Women in the fourth part (highest WBC) had a doubled risk for coronary heart disease death compared with women in the first quartile (lowest WBC), after statistical adjustment for other risk factors, the researchers found.

"Women in the upper quartile also had a 40 percent higher risk for nonfatal myocardial infarction (heart attack), a 46 percent higher risk for stroke, and 50 percent higher risk for total mortality," the authors write. "In multivariable models adjusting for C-reactive protein, the WBC (white blood cell) count was an independent predictor of coronary heart disease risk, comparable in magnitude to C-reactive protein (CRP)," they note.

"In summary, we have demonstrated that a WBC count in the upper quartile is independently associated with cardiovascular events and death in older women after adjustment for traditional risk factors," say the authors.

"These data add to available evidence in men suggesting a similar link and suggest that the predictive role of the WBC count is independent of CRP. Cardiovascular risk categorization by inflammatory markers, including the WBC count, may identify high-risk individuals who are not currently identified by traditional risk factors; further studies are needed to assess the effectiveness of risk reduction in these patients," the authors conclude.


Ripe Area for Investigation

"Several issues must be considered when interpreting data from observational studies on new risk factors," suggests Mary Cushman, M.D., M.Sc., of the University of Vermont, Colchester, Vermont, in an editorial accompanying this study. For leukocyte (white blood cell) count automated measurement methods are well standardized and precision excellent. There is little information on the variability of leukocyte count in individuals over time, but from limited data, the within person compared with between-person variability is similar to that of cholesterol or C-reactive protein (CRP)," she points out.
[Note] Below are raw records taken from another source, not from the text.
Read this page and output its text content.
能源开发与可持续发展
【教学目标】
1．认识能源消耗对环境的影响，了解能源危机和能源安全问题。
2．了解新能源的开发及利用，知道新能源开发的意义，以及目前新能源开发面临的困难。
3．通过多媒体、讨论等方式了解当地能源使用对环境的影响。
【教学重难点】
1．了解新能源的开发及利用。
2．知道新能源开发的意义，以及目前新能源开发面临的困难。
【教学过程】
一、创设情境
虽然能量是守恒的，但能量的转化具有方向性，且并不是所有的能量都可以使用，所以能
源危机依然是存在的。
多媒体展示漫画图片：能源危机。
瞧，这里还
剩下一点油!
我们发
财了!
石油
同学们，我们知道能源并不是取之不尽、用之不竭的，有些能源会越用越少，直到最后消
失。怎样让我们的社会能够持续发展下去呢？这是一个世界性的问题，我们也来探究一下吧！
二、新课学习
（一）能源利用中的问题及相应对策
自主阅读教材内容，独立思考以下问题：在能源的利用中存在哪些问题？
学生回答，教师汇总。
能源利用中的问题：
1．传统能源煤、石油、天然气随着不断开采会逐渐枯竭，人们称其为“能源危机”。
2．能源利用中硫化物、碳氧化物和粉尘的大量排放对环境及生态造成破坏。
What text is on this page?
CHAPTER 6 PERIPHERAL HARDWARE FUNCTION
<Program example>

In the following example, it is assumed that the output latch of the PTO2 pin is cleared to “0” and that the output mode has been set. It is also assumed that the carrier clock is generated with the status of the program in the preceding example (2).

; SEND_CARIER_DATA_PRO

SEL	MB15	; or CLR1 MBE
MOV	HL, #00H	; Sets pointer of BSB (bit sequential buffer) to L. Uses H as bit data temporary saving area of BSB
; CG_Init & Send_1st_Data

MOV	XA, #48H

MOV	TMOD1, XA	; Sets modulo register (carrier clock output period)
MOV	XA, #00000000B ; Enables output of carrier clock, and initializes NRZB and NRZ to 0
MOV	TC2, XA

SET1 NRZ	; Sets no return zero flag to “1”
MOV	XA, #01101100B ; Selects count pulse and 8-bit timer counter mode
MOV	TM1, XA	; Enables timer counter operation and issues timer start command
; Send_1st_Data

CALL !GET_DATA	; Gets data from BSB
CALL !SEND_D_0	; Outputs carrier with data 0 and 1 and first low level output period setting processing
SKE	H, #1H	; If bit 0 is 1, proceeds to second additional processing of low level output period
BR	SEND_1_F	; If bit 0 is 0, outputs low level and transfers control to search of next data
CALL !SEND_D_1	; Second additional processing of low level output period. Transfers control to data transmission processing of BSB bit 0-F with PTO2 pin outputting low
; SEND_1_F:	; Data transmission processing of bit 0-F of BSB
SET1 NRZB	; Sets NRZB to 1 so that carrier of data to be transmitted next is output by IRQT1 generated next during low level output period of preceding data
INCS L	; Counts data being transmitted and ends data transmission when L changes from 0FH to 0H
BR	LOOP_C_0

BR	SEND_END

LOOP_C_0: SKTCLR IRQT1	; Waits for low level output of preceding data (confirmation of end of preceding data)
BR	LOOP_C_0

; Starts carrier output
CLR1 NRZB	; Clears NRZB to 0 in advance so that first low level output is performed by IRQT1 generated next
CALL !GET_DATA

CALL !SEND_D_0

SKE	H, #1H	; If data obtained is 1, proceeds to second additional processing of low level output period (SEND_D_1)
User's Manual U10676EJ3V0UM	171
"Considering the use for vascular risk assessment in practice, the cost of leukocyte count determination is lower compared with other novel vascular risk markers under current consideration," Dr. Cushman writes. "One must also consider other costs of screening. There may be benefits or even harms and hidden costs," she notes.

"In addition, it is possible that assessment of more than one inflammation-sensitive factor at the same time allows better classification of patients as to whether they have inflammation," Dr. Cushman suggests.

"It is reassuring to see continuing study of simple and well-standardized biomarkers, such as leukocyte count, and risk of vascular outcomes. Whether novel risk markers, such as leukocyte count or CRP concentration, should be added to routine vascular risk assessment in asymptomatic patients is an area of ongoing intense interest," Dr. Cushman observes.

"Improvement of the precision of 'inflammation testing' by exploring even newer biomarkers or using combinations of tests is a ripe area for investigation. The latter will probably require pooled data from multiple studies to achieve precise risk estimates that can be translated into practice," Dr. Cushman concludes.